Defer
Defer is a powerful feature that makes it possible to run a subset of models or tests in a sandbox environment without having to first build their upstream parents. This can save time and computational resources when you want to test a small number of models in a large project.
Defer requires that a manifest from a previous dbt invocation be passed to the --state
flag or env var. Together with the state:
selection method, these features enable "Slim CI". Read more about state.
An alternative command that accomplishes similar functionality for different use cases is dbt clone
- see the docs for clone for more information.
It is possible to use separate state for state:modified
and --defer
, by passing paths to different manifests to each of the --state
/DBT_STATE
and --defer-state
/DBT_DEFER_STATE
. This enables more granular control in cases where you want to compare against logical state from one environment or past point in time, and defer to applied state from a different environment or point in time. If --defer-state
is not specified, deferral will use the manifest supplied to --state
. In most cases, you will want to use the same state for both: compare logical changes against production, and also "fail over" to the production environment for unbuilt upstream resources.
Usage
dbt run --select [...] --defer --state path/to/artifacts
dbt test --select [...] --defer --state path/to/artifacts
By default, dbt uses the target
namespace to resolve ref
calls.
When --defer
is enabled, dbt resolves ref calls using the state manifest instead, but only if:
- The node isn’t among the selected nodes, and
- It doesn’t exist in the database (or
--favor-state
is used).
Ephemeral models are never deferred, since they serve as "passthroughs" for other ref
calls.
When using defer, you may be selecting from production datasets, development datasets, or a mix of both. Note that this can yield unexpected results
- if you apply env-specific limits in dev but not prod, as you may end up selecting more data than you expect
- when executing tests that depend on multiple parents (e.g.
relationships
), since you're testing "across" environments
Deferral requires both --defer
and --state
to be set, either by passing flags explicitly or by setting environment variables (DBT_DEFER
and DBT_STATE
). If you use dbt Cloud, read about how to set up CI jobs.
Favor state
When --favor-state
is passed, dbt prioritizes node definitions from the --state directory
. However, this doesn’t apply if the node is also part of the selected nodes.
Example
In my local development environment, I create all models in my target schema, dev_alice
. In production, the same models are created in a schema named prod
.
I access the dbt-generated artifacts (namely manifest.json
) from a production run, and copy them into a local directory called prod-run-artifacts
.
run
I've been working on model_b
:
select
id,
count(*)
from {{ ref('model_a') }}
group by 1
I want to test my changes. Nothing exists in my development schema, dev_alice
.
- Standard run
- Deferred run
dbt run --select "model_b"
create or replace view dev_me.model_b as (
select
id,
count(*)
from dev_alice.model_a
group by 1
)
Unless I had previously run model_a
into this development environment, dev_alice.model_a
will not exist, thereby causing a database error.
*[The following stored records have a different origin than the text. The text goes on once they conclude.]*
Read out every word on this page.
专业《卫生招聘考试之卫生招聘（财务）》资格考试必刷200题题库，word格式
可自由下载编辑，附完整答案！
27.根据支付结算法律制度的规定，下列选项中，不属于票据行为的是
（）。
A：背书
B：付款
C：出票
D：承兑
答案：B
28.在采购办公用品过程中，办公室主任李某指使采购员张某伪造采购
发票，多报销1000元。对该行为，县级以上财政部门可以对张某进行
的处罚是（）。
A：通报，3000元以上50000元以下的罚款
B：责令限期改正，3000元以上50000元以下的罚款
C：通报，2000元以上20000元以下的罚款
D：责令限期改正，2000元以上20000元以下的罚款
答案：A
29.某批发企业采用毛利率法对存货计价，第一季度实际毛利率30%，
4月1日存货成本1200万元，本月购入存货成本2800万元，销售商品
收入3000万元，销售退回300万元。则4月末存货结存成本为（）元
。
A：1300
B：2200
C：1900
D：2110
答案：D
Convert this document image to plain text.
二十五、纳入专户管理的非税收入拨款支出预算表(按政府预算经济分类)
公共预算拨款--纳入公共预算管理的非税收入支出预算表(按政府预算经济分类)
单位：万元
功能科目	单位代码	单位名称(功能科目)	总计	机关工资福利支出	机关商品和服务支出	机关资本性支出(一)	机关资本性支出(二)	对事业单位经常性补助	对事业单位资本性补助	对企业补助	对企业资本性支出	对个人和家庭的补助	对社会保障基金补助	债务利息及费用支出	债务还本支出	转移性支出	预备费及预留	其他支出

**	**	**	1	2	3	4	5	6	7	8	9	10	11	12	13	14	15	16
dbt run --select "model_b" --defer --state prod-run-artifacts
create or replace view dev_me.model_b as (
select
id,
count(*)
from prod.model_a
group by 1
)
Because model_a
is unselected, dbt will check to see if dev_alice.model_a
exists. If it doesn't exist, dbt will resolve all instances of {{ ref('model_a') }}
to prod.model_a
instead.
test
I also have a relationships
test that establishes referential integrity between model_a
and model_b
:
version: 2
models:
- name: model_b
columns:
- name: id
tests:
- relationships:
to: ref('model_a')
field: id
(A bit silly, since all the data in model_b
had to come from model_a
, but suspend your disbelief.)
- Without defer
- With defer
dbt test --select "model_b"
select count(*) as validation_errors
from (
select id as id from dev_alice.model_b
) as child
left join (
select id as id from dev_alice.model_a
) as parent on parent.id = child.id
where child.id is not null
and parent.id is null
The relationships
test requires both model_a
and model_b
. Because I did not build model_a
in my previous dbt run
, dev_alice.model_a
does not exist and this test query fails.
dbt test --select "model_b" --defer --state prod-run-artifacts
select count(*) as validation_errors
from (
select id as id from dev_alice.model_b
) as child
left join (
select id as id from prod.model_a
) as parent on parent.id = child.id
where child.id is not null
and parent.id is null
dbt will check to see if dev_alice.model_a
exists. If it doesn't exist, dbt will resolve all instances of {{ ref('model_a') }}
, including those in schema tests, to use prod.model_a
instead. The query succeeds. Whether I really want to test for referential integrity across environments is a different question.